I know. I’ve been quiet lately. I went through a bit of heartbreak – which I’ll tell you about..but, I wanted to let everyone know that today – I’m a shade above excellent.
After a few clients commented that they were happy to hear that I’m doing so well, I thought – oh my – I really haven’t let people know what went down and how I am. So now that you know how I am, here’s what happened.
My fiance, Mark, and I decided to not be together anymore. We were living together – he, myself, and his 9-year-old little boy. We had lived together for a few years, creating an instant family for me. So when Mark and I decided to not be together anymore – because truly we just couldn’t figure out how to find mutual happiness even though we loved each other insane amounts. Or perfect amounts. However you want to phrase that up. Anyway, when we decided to not be together anymore, I moved out of the place we had rented together and got my own little apartment – so I lost the place I was living, half the stuff in the place, my fiance, the idea of what my future looked like, and my child. All at once. From family to no family.
And it was sad and hard. And I grieved and cried and then it suddenly dawned on me – there is no part of me that thinks Mark and I are truly done. My truth was there was still something there. So I just held that space – with certainty – and Mark reached out. We took three weeks with no communication and then met up again shortly before Christmas. And all the love and chemistry was right there – right where we’d left it.

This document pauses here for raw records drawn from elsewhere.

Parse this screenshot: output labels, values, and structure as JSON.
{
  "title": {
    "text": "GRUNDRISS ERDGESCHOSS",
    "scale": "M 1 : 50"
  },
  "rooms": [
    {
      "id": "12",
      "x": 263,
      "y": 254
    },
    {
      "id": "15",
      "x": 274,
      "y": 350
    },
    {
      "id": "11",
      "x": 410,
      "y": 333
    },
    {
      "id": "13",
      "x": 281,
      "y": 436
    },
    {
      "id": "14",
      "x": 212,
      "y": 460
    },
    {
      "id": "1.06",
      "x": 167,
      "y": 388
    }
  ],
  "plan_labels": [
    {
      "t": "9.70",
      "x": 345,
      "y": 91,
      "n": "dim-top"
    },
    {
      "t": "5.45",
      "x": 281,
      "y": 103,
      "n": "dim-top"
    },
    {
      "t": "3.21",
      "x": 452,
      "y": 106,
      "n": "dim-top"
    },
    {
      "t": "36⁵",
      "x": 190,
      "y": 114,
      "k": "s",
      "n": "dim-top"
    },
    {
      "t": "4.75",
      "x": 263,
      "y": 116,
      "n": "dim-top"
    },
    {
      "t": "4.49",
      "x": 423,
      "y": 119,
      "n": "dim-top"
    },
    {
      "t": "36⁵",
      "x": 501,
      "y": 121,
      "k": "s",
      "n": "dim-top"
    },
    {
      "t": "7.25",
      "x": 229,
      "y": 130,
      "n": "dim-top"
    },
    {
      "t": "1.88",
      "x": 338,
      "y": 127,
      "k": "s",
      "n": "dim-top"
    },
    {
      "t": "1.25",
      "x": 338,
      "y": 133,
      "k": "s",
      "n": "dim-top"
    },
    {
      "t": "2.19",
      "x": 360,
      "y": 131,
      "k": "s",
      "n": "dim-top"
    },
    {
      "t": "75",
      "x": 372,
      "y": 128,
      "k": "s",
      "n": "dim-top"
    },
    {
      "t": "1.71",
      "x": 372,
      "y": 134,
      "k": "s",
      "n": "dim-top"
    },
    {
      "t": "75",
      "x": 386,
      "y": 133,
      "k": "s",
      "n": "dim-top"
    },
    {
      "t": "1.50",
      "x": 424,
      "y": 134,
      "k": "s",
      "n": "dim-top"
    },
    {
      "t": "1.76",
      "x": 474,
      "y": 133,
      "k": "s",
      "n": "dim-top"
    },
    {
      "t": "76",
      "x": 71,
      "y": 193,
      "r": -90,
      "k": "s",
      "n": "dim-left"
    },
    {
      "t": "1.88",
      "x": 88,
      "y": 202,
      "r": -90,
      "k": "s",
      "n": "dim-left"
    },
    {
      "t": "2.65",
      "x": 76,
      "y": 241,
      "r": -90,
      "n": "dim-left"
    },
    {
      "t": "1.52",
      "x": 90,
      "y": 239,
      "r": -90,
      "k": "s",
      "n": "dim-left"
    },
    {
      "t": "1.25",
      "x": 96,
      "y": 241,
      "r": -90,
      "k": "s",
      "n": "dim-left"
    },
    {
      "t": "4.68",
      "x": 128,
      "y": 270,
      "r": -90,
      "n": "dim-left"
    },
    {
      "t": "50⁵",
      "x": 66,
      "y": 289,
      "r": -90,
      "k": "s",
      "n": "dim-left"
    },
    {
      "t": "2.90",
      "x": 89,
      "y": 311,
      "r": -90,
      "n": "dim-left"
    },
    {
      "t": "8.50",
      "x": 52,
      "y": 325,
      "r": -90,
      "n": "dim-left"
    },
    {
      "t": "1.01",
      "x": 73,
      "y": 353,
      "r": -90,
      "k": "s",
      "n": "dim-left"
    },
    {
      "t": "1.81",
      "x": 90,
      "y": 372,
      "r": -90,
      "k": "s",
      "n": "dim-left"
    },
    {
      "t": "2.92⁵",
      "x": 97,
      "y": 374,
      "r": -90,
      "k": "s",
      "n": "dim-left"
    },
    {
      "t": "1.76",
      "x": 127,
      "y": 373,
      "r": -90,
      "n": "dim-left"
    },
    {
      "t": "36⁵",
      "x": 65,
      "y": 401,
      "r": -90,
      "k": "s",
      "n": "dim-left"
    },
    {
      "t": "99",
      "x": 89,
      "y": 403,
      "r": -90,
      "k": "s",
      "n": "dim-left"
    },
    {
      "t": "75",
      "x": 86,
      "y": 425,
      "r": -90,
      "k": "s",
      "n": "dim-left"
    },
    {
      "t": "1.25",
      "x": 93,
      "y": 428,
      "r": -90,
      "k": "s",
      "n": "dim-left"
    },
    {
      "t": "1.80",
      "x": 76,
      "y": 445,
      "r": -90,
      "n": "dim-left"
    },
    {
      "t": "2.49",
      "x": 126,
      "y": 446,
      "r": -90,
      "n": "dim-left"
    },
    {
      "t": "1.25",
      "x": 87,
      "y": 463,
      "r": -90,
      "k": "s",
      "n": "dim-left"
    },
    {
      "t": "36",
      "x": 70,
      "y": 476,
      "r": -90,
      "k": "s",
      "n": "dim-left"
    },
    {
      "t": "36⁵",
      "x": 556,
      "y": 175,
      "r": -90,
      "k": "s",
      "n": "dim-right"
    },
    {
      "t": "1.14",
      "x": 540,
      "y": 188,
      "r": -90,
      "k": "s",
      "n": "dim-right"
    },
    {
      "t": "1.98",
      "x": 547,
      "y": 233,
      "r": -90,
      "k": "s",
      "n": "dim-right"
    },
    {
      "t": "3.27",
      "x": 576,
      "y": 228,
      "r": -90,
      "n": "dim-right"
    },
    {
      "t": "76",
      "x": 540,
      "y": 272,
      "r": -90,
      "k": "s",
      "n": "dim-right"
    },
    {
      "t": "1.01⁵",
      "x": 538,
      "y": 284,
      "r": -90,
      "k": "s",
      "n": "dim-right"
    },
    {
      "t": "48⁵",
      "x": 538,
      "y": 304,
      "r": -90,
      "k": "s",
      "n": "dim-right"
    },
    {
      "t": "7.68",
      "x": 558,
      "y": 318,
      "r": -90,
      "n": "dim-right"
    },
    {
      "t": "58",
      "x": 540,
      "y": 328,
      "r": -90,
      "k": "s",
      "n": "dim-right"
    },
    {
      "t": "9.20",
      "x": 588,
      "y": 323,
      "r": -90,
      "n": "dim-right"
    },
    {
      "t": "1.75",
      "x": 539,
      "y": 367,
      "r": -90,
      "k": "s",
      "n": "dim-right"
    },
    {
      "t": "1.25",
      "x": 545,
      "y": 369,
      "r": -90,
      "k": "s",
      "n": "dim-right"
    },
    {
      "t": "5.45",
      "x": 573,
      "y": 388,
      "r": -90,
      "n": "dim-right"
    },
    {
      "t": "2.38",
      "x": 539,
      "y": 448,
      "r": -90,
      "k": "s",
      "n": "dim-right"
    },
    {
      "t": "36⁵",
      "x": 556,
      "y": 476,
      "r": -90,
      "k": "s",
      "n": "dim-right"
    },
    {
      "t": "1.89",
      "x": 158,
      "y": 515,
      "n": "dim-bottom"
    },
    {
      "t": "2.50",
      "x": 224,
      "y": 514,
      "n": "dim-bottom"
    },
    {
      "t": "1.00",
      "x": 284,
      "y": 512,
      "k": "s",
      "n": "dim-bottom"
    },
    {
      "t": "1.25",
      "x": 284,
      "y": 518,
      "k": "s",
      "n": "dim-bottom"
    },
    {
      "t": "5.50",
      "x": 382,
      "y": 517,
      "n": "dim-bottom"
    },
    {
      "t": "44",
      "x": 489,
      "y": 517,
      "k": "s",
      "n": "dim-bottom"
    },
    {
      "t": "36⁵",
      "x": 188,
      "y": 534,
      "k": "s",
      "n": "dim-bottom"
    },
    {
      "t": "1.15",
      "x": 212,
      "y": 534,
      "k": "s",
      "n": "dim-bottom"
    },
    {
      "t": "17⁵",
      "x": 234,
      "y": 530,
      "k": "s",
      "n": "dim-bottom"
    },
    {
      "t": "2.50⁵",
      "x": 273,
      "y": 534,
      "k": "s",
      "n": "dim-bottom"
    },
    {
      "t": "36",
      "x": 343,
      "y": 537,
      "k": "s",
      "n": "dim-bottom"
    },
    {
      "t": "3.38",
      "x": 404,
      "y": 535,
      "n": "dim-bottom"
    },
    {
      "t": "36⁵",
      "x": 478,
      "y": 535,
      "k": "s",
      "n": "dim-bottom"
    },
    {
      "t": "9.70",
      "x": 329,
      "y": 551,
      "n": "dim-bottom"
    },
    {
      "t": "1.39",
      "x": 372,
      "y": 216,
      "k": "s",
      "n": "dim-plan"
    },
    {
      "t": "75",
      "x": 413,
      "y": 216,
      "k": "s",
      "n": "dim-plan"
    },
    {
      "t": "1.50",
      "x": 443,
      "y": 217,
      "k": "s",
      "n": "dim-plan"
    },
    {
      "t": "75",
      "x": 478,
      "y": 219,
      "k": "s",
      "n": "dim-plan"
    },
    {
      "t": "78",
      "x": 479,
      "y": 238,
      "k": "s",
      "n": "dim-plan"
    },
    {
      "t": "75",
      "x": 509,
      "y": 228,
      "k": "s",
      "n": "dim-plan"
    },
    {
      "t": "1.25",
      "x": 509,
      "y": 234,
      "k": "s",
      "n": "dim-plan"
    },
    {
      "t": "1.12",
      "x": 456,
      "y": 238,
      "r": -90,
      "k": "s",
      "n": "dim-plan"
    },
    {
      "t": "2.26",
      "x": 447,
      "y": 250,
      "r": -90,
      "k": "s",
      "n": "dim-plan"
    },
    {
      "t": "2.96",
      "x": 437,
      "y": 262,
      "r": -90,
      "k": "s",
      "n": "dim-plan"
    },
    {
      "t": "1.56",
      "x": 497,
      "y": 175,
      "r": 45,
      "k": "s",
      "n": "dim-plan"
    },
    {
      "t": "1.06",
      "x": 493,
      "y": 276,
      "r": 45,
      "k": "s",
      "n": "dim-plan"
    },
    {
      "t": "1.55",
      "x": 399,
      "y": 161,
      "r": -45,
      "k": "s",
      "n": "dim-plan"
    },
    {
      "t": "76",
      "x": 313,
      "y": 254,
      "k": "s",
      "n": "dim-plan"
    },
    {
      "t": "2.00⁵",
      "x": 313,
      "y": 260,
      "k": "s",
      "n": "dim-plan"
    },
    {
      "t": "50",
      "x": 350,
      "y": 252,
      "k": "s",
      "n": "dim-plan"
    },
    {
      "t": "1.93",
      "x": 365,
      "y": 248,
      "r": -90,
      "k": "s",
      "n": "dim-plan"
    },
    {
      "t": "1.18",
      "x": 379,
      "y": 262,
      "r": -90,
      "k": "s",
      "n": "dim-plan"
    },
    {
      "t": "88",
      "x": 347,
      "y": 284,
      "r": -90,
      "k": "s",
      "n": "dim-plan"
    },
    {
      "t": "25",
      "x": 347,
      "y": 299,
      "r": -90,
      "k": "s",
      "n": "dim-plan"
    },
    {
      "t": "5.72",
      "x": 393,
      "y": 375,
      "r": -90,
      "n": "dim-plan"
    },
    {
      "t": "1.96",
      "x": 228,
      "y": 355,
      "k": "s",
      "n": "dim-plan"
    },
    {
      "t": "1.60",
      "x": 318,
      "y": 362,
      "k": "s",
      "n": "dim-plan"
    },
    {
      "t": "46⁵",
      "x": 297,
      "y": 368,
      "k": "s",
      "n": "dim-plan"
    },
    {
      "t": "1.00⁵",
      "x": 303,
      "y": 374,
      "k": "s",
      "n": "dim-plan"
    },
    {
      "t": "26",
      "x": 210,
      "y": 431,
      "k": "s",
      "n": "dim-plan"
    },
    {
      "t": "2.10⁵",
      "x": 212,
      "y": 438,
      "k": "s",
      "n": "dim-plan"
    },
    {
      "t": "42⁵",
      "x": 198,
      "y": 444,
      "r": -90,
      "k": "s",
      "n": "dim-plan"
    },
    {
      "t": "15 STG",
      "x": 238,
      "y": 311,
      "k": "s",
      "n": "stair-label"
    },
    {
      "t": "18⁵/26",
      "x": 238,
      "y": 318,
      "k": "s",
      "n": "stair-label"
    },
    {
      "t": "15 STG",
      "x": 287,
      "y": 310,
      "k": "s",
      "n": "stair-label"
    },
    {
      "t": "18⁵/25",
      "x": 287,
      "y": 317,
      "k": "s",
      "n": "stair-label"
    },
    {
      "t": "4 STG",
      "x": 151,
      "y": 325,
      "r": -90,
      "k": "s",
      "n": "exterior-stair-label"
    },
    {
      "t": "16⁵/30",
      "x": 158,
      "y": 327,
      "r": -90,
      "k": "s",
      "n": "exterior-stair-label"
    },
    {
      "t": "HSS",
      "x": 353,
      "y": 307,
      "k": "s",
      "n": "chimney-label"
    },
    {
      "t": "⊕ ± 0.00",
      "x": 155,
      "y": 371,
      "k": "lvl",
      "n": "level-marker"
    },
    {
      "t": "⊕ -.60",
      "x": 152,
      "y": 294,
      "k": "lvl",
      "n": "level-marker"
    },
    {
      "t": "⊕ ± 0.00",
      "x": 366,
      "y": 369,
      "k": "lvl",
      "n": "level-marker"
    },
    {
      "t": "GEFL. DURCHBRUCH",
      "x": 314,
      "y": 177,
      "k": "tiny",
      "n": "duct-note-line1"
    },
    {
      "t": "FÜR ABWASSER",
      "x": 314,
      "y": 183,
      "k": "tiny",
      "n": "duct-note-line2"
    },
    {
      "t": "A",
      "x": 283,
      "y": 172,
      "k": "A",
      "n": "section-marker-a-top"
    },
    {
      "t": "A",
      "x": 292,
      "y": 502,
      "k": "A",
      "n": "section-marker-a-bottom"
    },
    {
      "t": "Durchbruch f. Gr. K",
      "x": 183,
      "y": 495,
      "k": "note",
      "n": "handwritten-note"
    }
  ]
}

So we’re taking it slow and dating. No rushing back into anything, no goals to get re-engaged or live together again. We’re just allowing it to unfold organically and the only thing we’re chasing is a deep, loving connection to one another, mixed in with some fun too. To be fair, it’s actually a bit harder to not be chasing any goals…because there’s nothing to strive for EXCEPT love – for which there’s really no measuring stick if you take out the engagement and the wedding and the years together and all the things we use in this society to measure it by.
Here’s where it gets really beautiful – instead of being saddened about living alone or missing all the time we used to spend together, I’m super grateful for the extra time to concentrate on my own personal growth and on my work. I’m cooking up some new workshops and class offerings, making some new friendships, deepening some old ones, and actually reading books again!
So, it’s me and this girl (whom you can follow on Instagram!) and we’re loving life. Yup, I’m a shade above excellent. Although in November, I was all sorts of shades of grief. But, that’s the beauty of emotions, isn’t it? If we can just ride the wave of what we’re feeling and identify our truth – when we hold steady in that truth – the emotions MOVE out. They move…they are meant to be in motion.
Much like our lives.
And sometimes that movement is scary and sometimes it’s excellent. And sometimes – sometimes, if you allow it to be, it’s a shade above excellent.